Corona-bedingt um ein Jahr verschoben fand das 4. Retina-Update 2021 als Hybridveranstaltung statt. Prof. Albrecht Lommatzsch und sein Team vom Augenzentrum am St. Franziskus-Hospital Münster konnten rund 120 Gäste (mit 3G-Nachweis) persönlich begrüßen, weitere 450 Teilnehmer hatten sich digital zugeschaltet. Hochkarätige Referenten gaben Einblicke in neueste Entwicklungen im Bereich der Retinologie. Das Themenspektrum reichte von der Anti-VEGF-Therapie, über die Behandlung von diabetischen Krankheitsbildern bis hin zu Handlungsoptionen bei Venenverschlüssen oder Makulaforamina. Dr. Udo Hennighausen (Hamburg) fasst die Tagung zusammen.

Weitere Verbesserungen der ­lichtadjustierbaren Intraokularlinse (LAL)

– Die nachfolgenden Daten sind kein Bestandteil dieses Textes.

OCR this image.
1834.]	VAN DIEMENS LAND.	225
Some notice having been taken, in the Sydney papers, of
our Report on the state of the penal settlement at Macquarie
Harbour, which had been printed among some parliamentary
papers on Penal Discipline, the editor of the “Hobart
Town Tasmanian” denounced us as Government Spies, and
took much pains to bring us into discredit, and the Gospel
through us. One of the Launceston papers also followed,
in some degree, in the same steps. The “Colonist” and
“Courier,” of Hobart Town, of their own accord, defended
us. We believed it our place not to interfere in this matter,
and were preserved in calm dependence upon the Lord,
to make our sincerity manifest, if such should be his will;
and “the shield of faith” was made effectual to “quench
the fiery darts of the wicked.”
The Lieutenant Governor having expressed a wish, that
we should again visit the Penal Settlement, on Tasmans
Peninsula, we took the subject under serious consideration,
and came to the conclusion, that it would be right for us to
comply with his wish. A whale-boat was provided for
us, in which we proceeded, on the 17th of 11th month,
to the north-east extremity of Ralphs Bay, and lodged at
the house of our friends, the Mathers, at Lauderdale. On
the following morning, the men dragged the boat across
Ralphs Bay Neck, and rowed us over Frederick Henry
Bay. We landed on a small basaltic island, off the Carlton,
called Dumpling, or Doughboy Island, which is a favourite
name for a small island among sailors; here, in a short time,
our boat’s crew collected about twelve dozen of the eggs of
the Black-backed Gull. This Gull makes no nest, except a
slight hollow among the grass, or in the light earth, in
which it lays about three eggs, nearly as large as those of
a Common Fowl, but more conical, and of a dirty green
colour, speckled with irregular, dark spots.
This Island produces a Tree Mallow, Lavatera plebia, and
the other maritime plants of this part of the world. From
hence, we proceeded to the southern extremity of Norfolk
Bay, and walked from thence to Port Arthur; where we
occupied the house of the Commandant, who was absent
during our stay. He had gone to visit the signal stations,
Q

Mit der lichtadjustierbaren Intraokularlinse (LAL) steht ein Verfahren zur Verfügung, nach Kataraktchirurgie verbleibende sphärische und astigmatische Refraktionsfehler nicht-invasiv korrigieren zu können. Die LAL enthält ein photosensitives Polymer, das – und mit ihm die Brechkraft – etwa zwei Wochen nach der Implantation mit einer UV-Bestrahlung verändert werden kann, was eine Modifikation der IOL-Stärke um gut zwei Dioptrien Sphäre und drei Dioptrien Zylinder ermöglicht. Prof. Burkhard Dick (Bochum) gehörte vor rund zwölf Jahren weltweit zu den ersten Ophthalmochirurgen, die diese Technologie angewendet haben. Er berichtet über seine langjährigen Erfahrungen mit der LAL und stellt vielversprechende Verbesserungen vor.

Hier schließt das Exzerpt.